While this vulnerability is located in the JScript engine, the VBScript engine in Internet Explorer has also been historically plagued by numerous vulnerabilities—so much so that starting with Windows 10 Fall Creators Update Microsoft disabled VBScript execution by default for sites running in the Internet Zone and the Restricted Sites Zone.
However, Ivan Fratric of Google’s Project Zero Team explained in a blog post that the VBScript engine remains a source of many vulnerabilities and that the restrictions enforced by Microsoft can still be bypassed.
“You might think that all of these issues are avoidable if Internet Explorer isn’t used for web browsing, but unfortunately the problem with VBScript (and IE in general) runs deeper than that,” he said. “Most Windows applications that render web content do it using the Internet Explorer engine, as is the case with Microsoft Office that was used in the recent 0days.”
Attackers Can Brick Servers Through Baseboard Management Controllers
Researchers have demonstrated a method of crashing and leaving servers unbootable by exploiting their Baseboard Management Controllers (BMCs).

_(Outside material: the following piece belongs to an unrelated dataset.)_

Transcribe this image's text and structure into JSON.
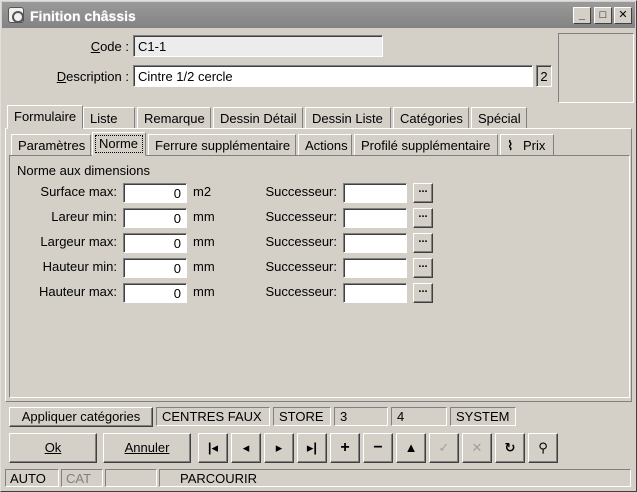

A BMC is a microcontroller attached to a computer’s motherboard, but which runs independently of the main computer’s CPU. It is essentially a mini-computer with its independent OS that provides an out-of-band interface for managing servers, reinstalling their operating systems and even updating their firmware (UEFI).
Administrators interact with the BMC through a standardized interface called the Intelligent Platform Management Interface (IPMI). This can be done remotely over a dedicated network port or locally, from inside the host OS, using a subset of IPMI called the Keyboard Controller Style (KCS).
Researchers from Eclypsium demonstrated in a video that an attacker who gains administrative access to the OS of a server could flash a malicious firmware to the BMC over the KCS. This doesn’t require any special credentials and can be done using standard software tools.
The malicious BMC firmware can then be instructed to erase the UEFI and corrupt parts of itself, leaving the server in an unbootable state that would be very hard to recover from without specialized equipment and advanced technical knowledge.
“This could enable an incredibly damaging attack scenario,” the Eclypsium researchers said in a blog post. “With something as simple as a malware infection or compromising an administrator, an administrator could irrecoverably brick the hardware of a data center. Such an attack could also be easily scheduled to execute at a specific time. They can be implemented as a kill-switch feature in the malicious software, firmware, or hardware components. They can be introduced either physically or remotely, as part of the supply chain, or in operations. And they can stay dormant for arbitrary amounts of time and bring down infrastructure all at once.”